設備保守会社のK社は,取引先の一社であるテレビ局より,中継局の通信機器キャビネットの保守運用を請け負っています。K社のJ氏はこう語ります。
「無人中継局の多くは,交通が不便な人里離れた場所や山地などに設置されています。機器類に不具合が生じた際にはその都度部品や人員を確保し,速やかに現地へ派遣しなければなりません。もちろん,運用は順調に継続していましたが,急な故障が発生すると部品の手配や作業員のスケジュール調整が困難で…常々,もっと計画的にメンテナンスできないかと考えていました。」(J氏)
特にJ氏が重視していたのはファンの稼働でした。
「機器が安定的に稼働するように,通信機器キャビネットには冷却用のファンが搭載されています。
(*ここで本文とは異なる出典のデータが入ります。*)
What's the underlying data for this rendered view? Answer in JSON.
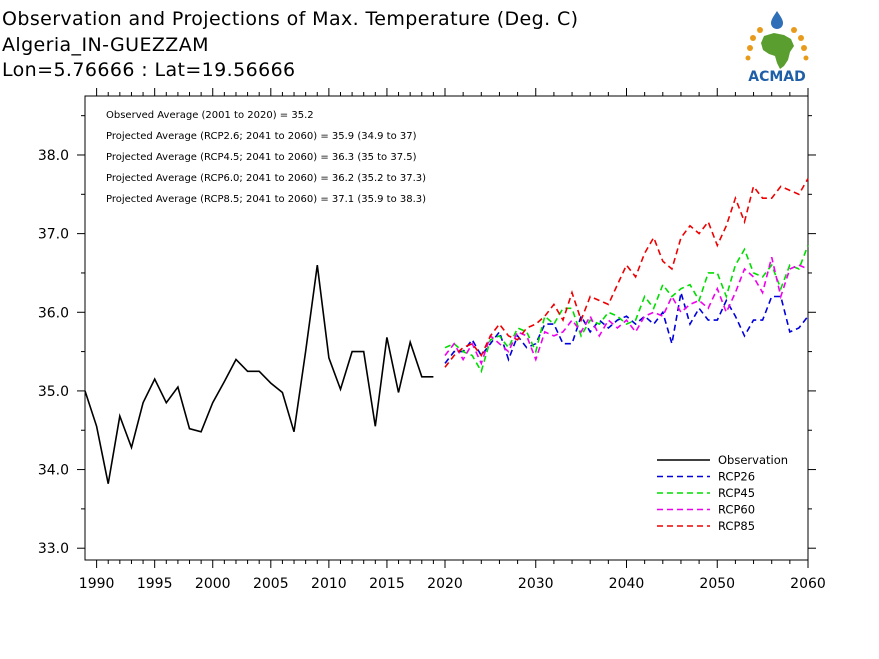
{
  "header": {
    "title_line1": "Observation and Projections of Max. Temperature (Deg. C)",
    "title_line2": "Algeria_IN-GUEZZAM",
    "title_line3": "Lon=5.76666 : Lat=19.56666"
  },
  "logo": {
    "text": "ACMAD",
    "colors": {
      "africa": "#5a9e2f",
      "ring": "#e89b1a",
      "drop": "#2f6fb8",
      "text": "#1f5fa8"
    }
  },
  "annotations": [
    "Observed Average (2001 to 2020) = 35.2",
    "Projected Average (RCP2.6; 2041 to 2060) = 35.9 (34.9 to 37)",
    "Projected Average (RCP4.5; 2041 to 2060) = 36.3 (35 to 37.5)",
    "Projected Average (RCP6.0; 2041 to 2060) = 36.2 (35.2 to 37.3)",
    "Projected Average (RCP8.5; 2041 to 2060) = 37.1 (35.9 to 38.3)"
  ],
  "chart_data": {
    "type": "line",
    "title": "Observation and Projections of Max. Temperature (Deg. C)",
    "xlim": [
      1989,
      2060
    ],
    "ylim": [
      32.85,
      38.75
    ],
    "grid": false,
    "legend_position": "bottom-right",
    "y_ticks": [
      "33.0",
      "34.0",
      "35.0",
      "36.0",
      "37.0",
      "38.0"
    ],
    "y_tick_values": [
      33.0,
      34.0,
      35.0,
      36.0,
      37.0,
      38.0
    ],
    "x_tick_labels": [
      "1990",
      "1995",
      "2000",
      "2005",
      "2010",
      "2015",
      "2020",
      "2030",
      "2040",
      "2050",
      "2060"
    ],
    "x_tick_values": [
      1990,
      1995,
      2000,
      2005,
      2010,
      2015,
      2020,
      2030,
      2040,
      2050,
      2060
    ],
    "series": [
      {
        "name": "Observation",
        "color": "#000000",
        "dashed": false,
        "x": [
          1989,
          1990,
          1991,
          1992,
          1993,
          1994,
          1995,
          1996,
          1997,
          1998,
          1999,
          2000,
          2001,
          2002,
          2003,
          2004,
          2005,
          2006,
          2007,
          2008,
          2009,
          2010,
          2011,
          2012,
          2013,
          2014,
          2015,
          2016,
          2017,
          2018,
          2019
        ],
        "y": [
          35.0,
          34.55,
          33.82,
          34.68,
          34.28,
          34.85,
          35.15,
          34.85,
          35.05,
          34.52,
          34.48,
          34.85,
          35.12,
          35.4,
          35.25,
          35.25,
          35.1,
          34.98,
          34.48,
          35.5,
          36.6,
          35.42,
          35.02,
          35.5,
          35.5,
          34.55,
          35.68,
          34.98,
          35.62,
          35.18,
          35.18
        ]
      },
      {
        "name": "RCP26",
        "color": "#0000dd",
        "dashed": true,
        "x": [
          2020,
          2021,
          2022,
          2023,
          2024,
          2025,
          2026,
          2027,
          2028,
          2029,
          2030,
          2031,
          2032,
          2033,
          2034,
          2035,
          2036,
          2037,
          2038,
          2039,
          2040,
          2041,
          2042,
          2043,
          2044,
          2045,
          2046,
          2047,
          2048,
          2049,
          2050,
          2051,
          2052,
          2053,
          2054,
          2055,
          2056,
          2057,
          2058,
          2059,
          2060
        ],
        "y": [
          35.35,
          35.5,
          35.5,
          35.65,
          35.45,
          35.6,
          35.75,
          35.4,
          35.7,
          35.55,
          35.6,
          35.85,
          35.85,
          35.6,
          35.6,
          35.95,
          35.75,
          35.9,
          35.8,
          35.9,
          35.95,
          35.85,
          35.95,
          35.85,
          36.0,
          35.6,
          36.25,
          35.85,
          36.05,
          35.9,
          35.9,
          36.15,
          35.95,
          35.7,
          35.9,
          35.9,
          36.2,
          36.2,
          35.75,
          35.8,
          35.95
        ]
      },
      {
        "name": "RCP45",
        "color": "#00dd00",
        "dashed": true,
        "x": [
          2020,
          2021,
          2022,
          2023,
          2024,
          2025,
          2026,
          2027,
          2028,
          2029,
          2030,
          2031,
          2032,
          2033,
          2034,
          2035,
          2036,
          2037,
          2038,
          2039,
          2040,
          2041,
          2042,
          2043,
          2044,
          2045,
          2046,
          2047,
          2048,
          2049,
          2050,
          2051,
          2052,
          2053,
          2054,
          2055,
          2056,
          2057,
          2058,
          2059,
          2060
        ],
        "y": [
          35.55,
          35.6,
          35.5,
          35.45,
          35.25,
          35.65,
          35.7,
          35.55,
          35.8,
          35.75,
          35.5,
          35.95,
          35.85,
          36.05,
          36.05,
          35.7,
          35.9,
          35.85,
          36.0,
          35.95,
          35.85,
          35.9,
          36.2,
          36.05,
          36.35,
          36.2,
          36.3,
          36.35,
          36.15,
          36.5,
          36.5,
          36.2,
          36.6,
          36.8,
          36.5,
          36.45,
          36.6,
          36.3,
          36.6,
          36.55,
          36.85
        ]
      },
      {
        "name": "RCP60",
        "color": "#ee00ee",
        "dashed": true,
        "x": [
          2020,
          2021,
          2022,
          2023,
          2024,
          2025,
          2026,
          2027,
          2028,
          2029,
          2030,
          2031,
          2032,
          2033,
          2034,
          2035,
          2036,
          2037,
          2038,
          2039,
          2040,
          2041,
          2042,
          2043,
          2044,
          2045,
          2046,
          2047,
          2048,
          2049,
          2050,
          2051,
          2052,
          2053,
          2054,
          2055,
          2056,
          2057,
          2058,
          2059,
          2060
        ],
        "y": [
          35.45,
          35.6,
          35.4,
          35.6,
          35.35,
          35.7,
          35.6,
          35.5,
          35.75,
          35.7,
          35.4,
          35.75,
          35.7,
          35.75,
          35.9,
          35.75,
          35.95,
          35.7,
          35.9,
          35.8,
          35.9,
          35.75,
          35.95,
          36.0,
          35.95,
          36.2,
          36.0,
          36.1,
          36.15,
          36.05,
          36.3,
          36.0,
          36.25,
          36.55,
          36.45,
          36.25,
          36.7,
          36.2,
          36.55,
          36.6,
          36.55
        ]
      },
      {
        "name": "RCP85",
        "color": "#ee0000",
        "dashed": true,
        "x": [
          2020,
          2021,
          2022,
          2023,
          2024,
          2025,
          2026,
          2027,
          2028,
          2029,
          2030,
          2031,
          2032,
          2033,
          2034,
          2035,
          2036,
          2037,
          2038,
          2039,
          2040,
          2041,
          2042,
          2043,
          2044,
          2045,
          2046,
          2047,
          2048,
          2049,
          2050,
          2051,
          2052,
          2053,
          2054,
          2055,
          2056,
          2057,
          2058,
          2059,
          2060
        ],
        "y": [
          35.3,
          35.45,
          35.55,
          35.6,
          35.45,
          35.7,
          35.85,
          35.7,
          35.65,
          35.8,
          35.85,
          35.95,
          36.1,
          35.9,
          36.25,
          35.9,
          36.2,
          36.15,
          36.1,
          36.35,
          36.6,
          36.45,
          36.75,
          36.95,
          36.65,
          36.55,
          36.95,
          37.1,
          37.0,
          37.15,
          36.85,
          37.1,
          37.45,
          37.15,
          37.6,
          37.45,
          37.45,
          37.6,
          37.55,
          37.5,
          37.7
        ]
      }
    ]
  }
}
ファンが停止したときにはすぐ対応できるように,停止時にアラームが出るロックセンサ機能付きのファンにしていました。しかし,アラームが出てから作業員を確保するため,作業員の手配がうまくいかないと,メンテナンスをおこなうまでに時間がかかり,熱暴走などで通信機器全体の稼働に影響を及ぼしてしまう可能性がありました。」(J氏)
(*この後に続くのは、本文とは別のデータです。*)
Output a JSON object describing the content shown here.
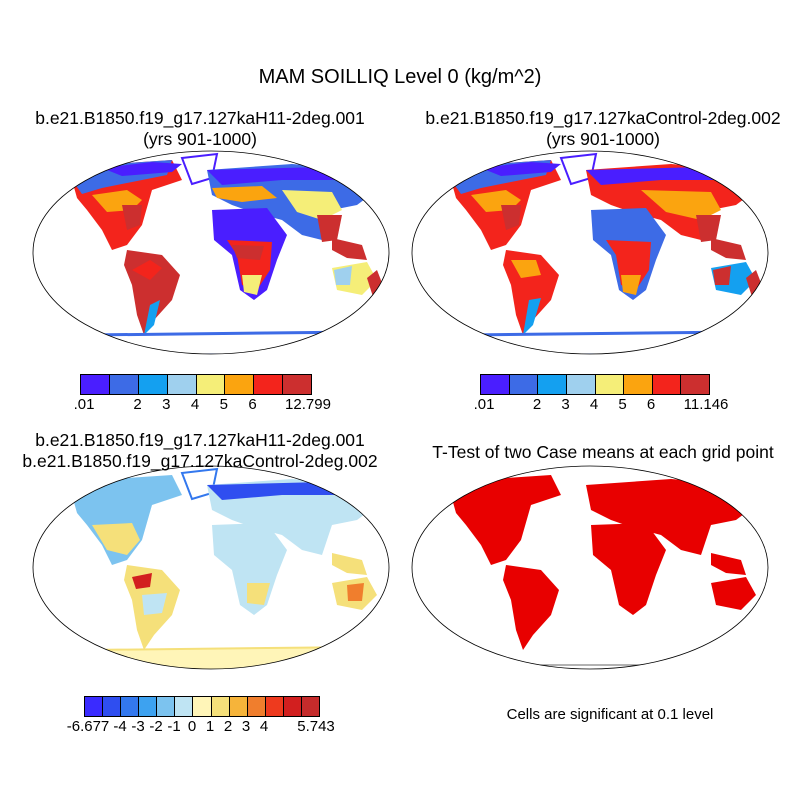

J氏は,事前に適切なファンの交換タイミングを把握し,計画的にメンテナンスをおこなえるようにしたいと考えていました。
J氏は,エンジニア向けの産業用機器展示会に参加した際に,山洋電気のブースでこうした課題を相談しました。
課題をヒアリングした山洋電気の担当者は,J氏にパルスセンサ仕様のPWMコントロール機能付きのファンに「San Ace コントローラ」を組み合わせる提案をしました。
「提案いただいたファンは,回転速度を検出できるパルスセンサ仕様で,ファンの回転速度を制御できるPWMコントロール機能が付いているものでした。これと,コントローラや温湿度センサを組み合わせることで, 回転速度や電流,累積稼働時間などファンの状況をリアルタイムに計測できます。パソコンやスマートフォンなどの端末から遠隔監視できるだけでなく,しきい値を設定することでアラームを出すことができます。これなら事前に交換のタイミングを見極められるようになり,予防保全につながると期待できました。」(J氏)
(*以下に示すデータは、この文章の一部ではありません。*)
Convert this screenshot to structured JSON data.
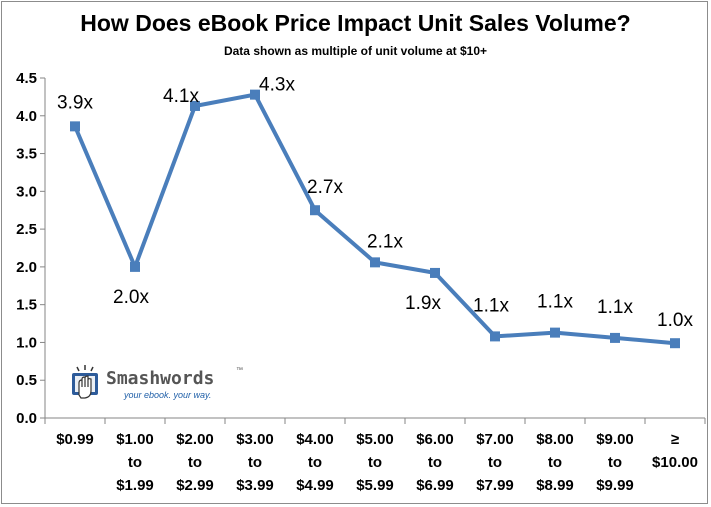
{
  "chart_data": {
    "type": "line",
    "title": "How Does eBook Price Impact Unit Sales Volume?",
    "subtitle": "Data shown as multiple of unit volume at $10+",
    "categories": [
      [
        "$0.99"
      ],
      [
        "$1.00",
        "to",
        "$1.99"
      ],
      [
        "$2.00",
        "to",
        "$2.99"
      ],
      [
        "$3.00",
        "to",
        "$3.99"
      ],
      [
        "$4.00",
        "to",
        "$4.99"
      ],
      [
        "$5.00",
        "to",
        "$5.99"
      ],
      [
        "$6.00",
        "to",
        "$6.99"
      ],
      [
        "$7.00",
        "to",
        "$7.99"
      ],
      [
        "$8.00",
        "to",
        "$8.99"
      ],
      [
        "$9.00",
        "to",
        "$9.99"
      ],
      [
        "≥",
        "$10.00"
      ]
    ],
    "values": [
      3.86,
      2.0,
      4.13,
      4.28,
      2.75,
      2.06,
      1.92,
      1.08,
      1.13,
      1.06,
      0.99
    ],
    "data_labels": [
      "3.9x",
      "2.0x",
      "4.1x",
      "4.3x",
      "2.7x",
      "2.1x",
      "1.9x",
      "1.1x",
      "1.1x",
      "1.1x",
      "1.0x"
    ],
    "ylim": [
      0,
      4.5
    ],
    "yticks": [
      "0.0",
      "0.5",
      "1.0",
      "1.5",
      "2.0",
      "2.5",
      "3.0",
      "3.5",
      "4.0",
      "4.5"
    ],
    "grid": false,
    "legend": "none",
    "line_color": "#4a7ebb"
  },
  "logo": {
    "name": "Smashwords",
    "trademark": "™",
    "tagline": "your ebook. your way."
  }
}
強く興味を持ったJ氏は,社内で詳細を検討したところ,この提案の採用を決定し,手始めに一部の中継局に導入しました。J氏は導入後の効果についてこう語ります。
「ファンの運転状況を可視化できるようになったことで,メンテナンスを計画的におこなえるようになり,人員も効率的に配置できるようになりました。また,温湿度センサと組み合わせたことで,計測値をもとに条件設定をおこない,それぞれのファンが最適な回転数になるよう自動制御したことで省エネにも繋がりました。計測したデータはクラウドに保存して活用できるので,メンテナンスはさらに効率化できると期待しています。」
同社は今後,「San Ace コントローラ」とパルスセンサ仕様のPWMコントロール機能付きのファンをすべての中継局に導入していく予定です。